Isaiah 65: The Millennial Kingdom or the Eternal State?
S. Lewis Johnson’s Isaiah series dealt with a text that I had often wondered about: the description of the New Heavens and New Earth in Isaiah 65. Is it talking about the Eternal State, or the intermediate state of the Kingdom?
Verse 17 says “create a new heaven and a new earth,” a phrase which sounds similar to the description of the eternal state (Revelation 21-22:5) — as in the words of Revelation 21:1. Yet the context of the next several verses is clearly describing an intermediary state, in which people still experience death (after longer lives). Evidently this passage even puzzled Scofield, whose Study Bible says that verse 17 refers to the Eternal State, but verses 18 to 25 to the Kingdom age.

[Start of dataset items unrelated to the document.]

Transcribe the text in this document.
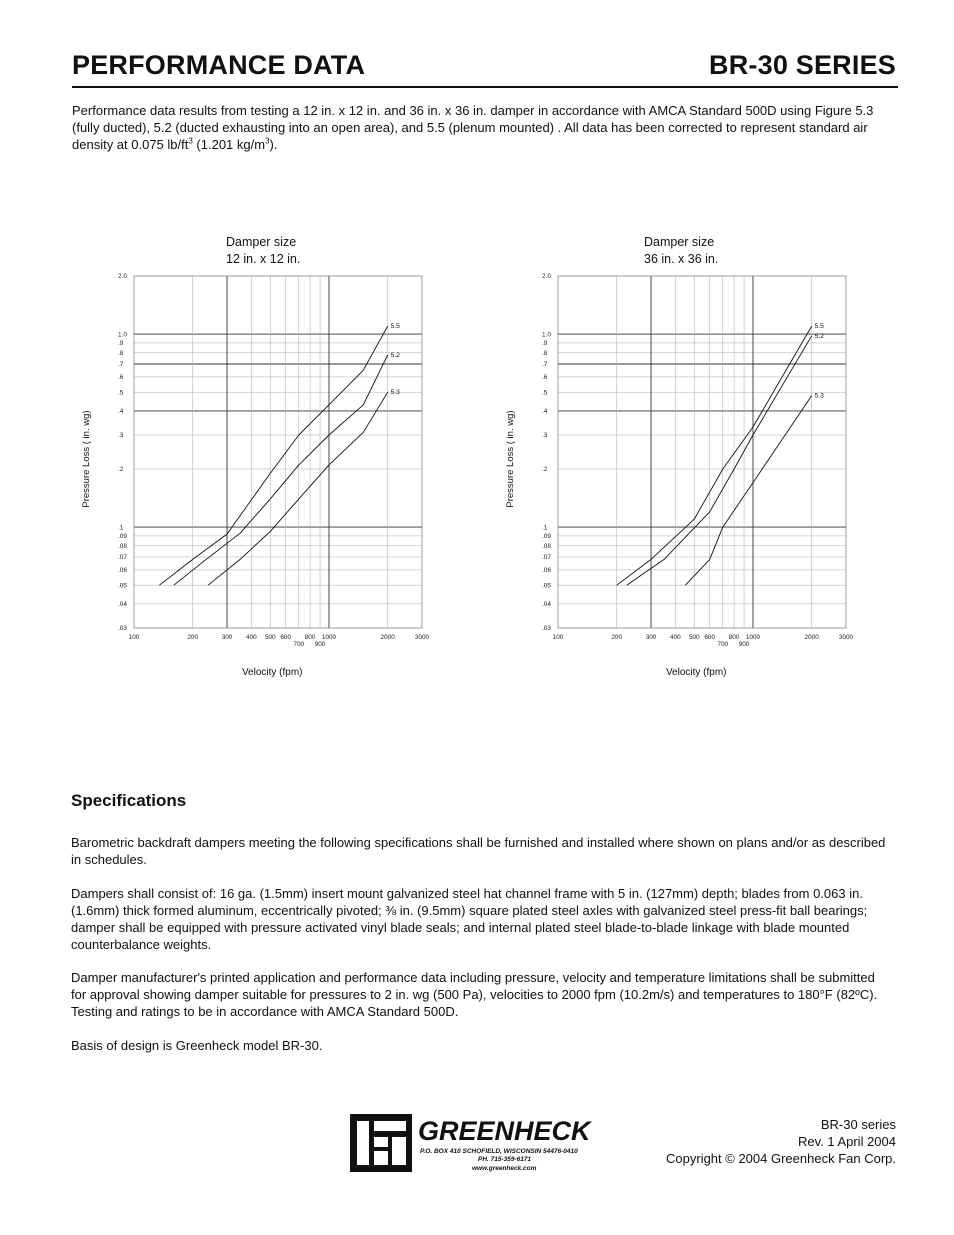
PERFORMANCE DATA	BR-30 SERIES
Performance data results from testing a 12 in. x 12 in. and 36 in. x 36 in. damper in accordance with AMCA Standard 500D using Figure 5.3 (fully ducted), 5.2 (ducted exhausting into an open area), and 5.5 (plenum mounted) . All data has been corrected to represent standard air density at 0.075 $lb/ft^3$ (1.201 $kg/m^3$).
Damper size
12 in. x 12 in.
.03
.04
.05
.06
.07
.08
.09
.1
.2
.3
.4
.5
.6
.7
.8
.9
1.0
2.0
100	200	300 400 500 600 800 1000	2000	3000
700 900
Velocity (fpm)
Pressure Loss ( in. wg)
5.5
5.2
5.3
Damper size
36 in. x 36 in.
.03
.04
.05
.06
.07
.08
.09
.1
.2
.3
.4
.5
.6
.7
.8
.9
1.0
2.0
100	200	300 400 500 600 800 1000	2000	3000
700 900
Velocity (fpm)
Pressure Loss ( in. wg)
5.5
5.2
5.3
Specifications

Barometric backdraft dampers meeting the following specifications shall be furnished and installed where shown on plans and/or as described in schedules.

Dampers shall consist of: 16 ga. (1.5mm) insert mount galvanized steel hat channel frame with 5 in. (127mm) depth; blades from 0.063 in. (1.6mm) thick formed aluminum, eccentrically pivoted; ⅜ in. (9.5mm) square plated steel axles with galvanized steel press-fit ball bearings; damper shall be equipped with pressure activated vinyl blade seals; and internal plated steel blade-to-blade linkage with blade mounted counterbalance weights.

Damper manufacturer's printed application and performance data including pressure, velocity and temperature limitations shall be submitted for approval showing damper suitable for pressures to 2 in. wg (500 Pa), velocities to 2000 fpm (10.2m/s) and temperatures to 180°F (82ºC). Testing and ratings to be in accordance with AMCA Standard 500D.

Basis of design is Greenheck model BR-30.

GREENHECK
P.O. BOX 410 SCHOFIELD, WISCONSIN 54476-0410
PH. 715-359-6171
www.greenheck.com
BR-30 series
Rev. 1 April 2004
Copyright © 2004 Greenheck Fan Corp.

S. Lewis Johnson observes here that the Hebrew word used here, for “create,” does not have to refer to a totally new creation. The word used there could as easily refer to the renewal of the earth. We do have a New Testament precedent: 2 Corinthians 5:17 tells us that we are “a new creation in Christ.” Of course, we realize that we are not yet completely new creations, as we still are in our mortal, corruptible bodies and still awaiting the resurrection and our totally new, glorified bodies. Yet we have been renewed and regenerated in our spirits — just as creation itself (Romans 8:21) will be renewed in the next age. So SLJ’s explanation here, in reference to our new creation in the New Testament, and Isaiah’s “new heavens and new earth,” makes better sense of the overall passage verses 17 – 25.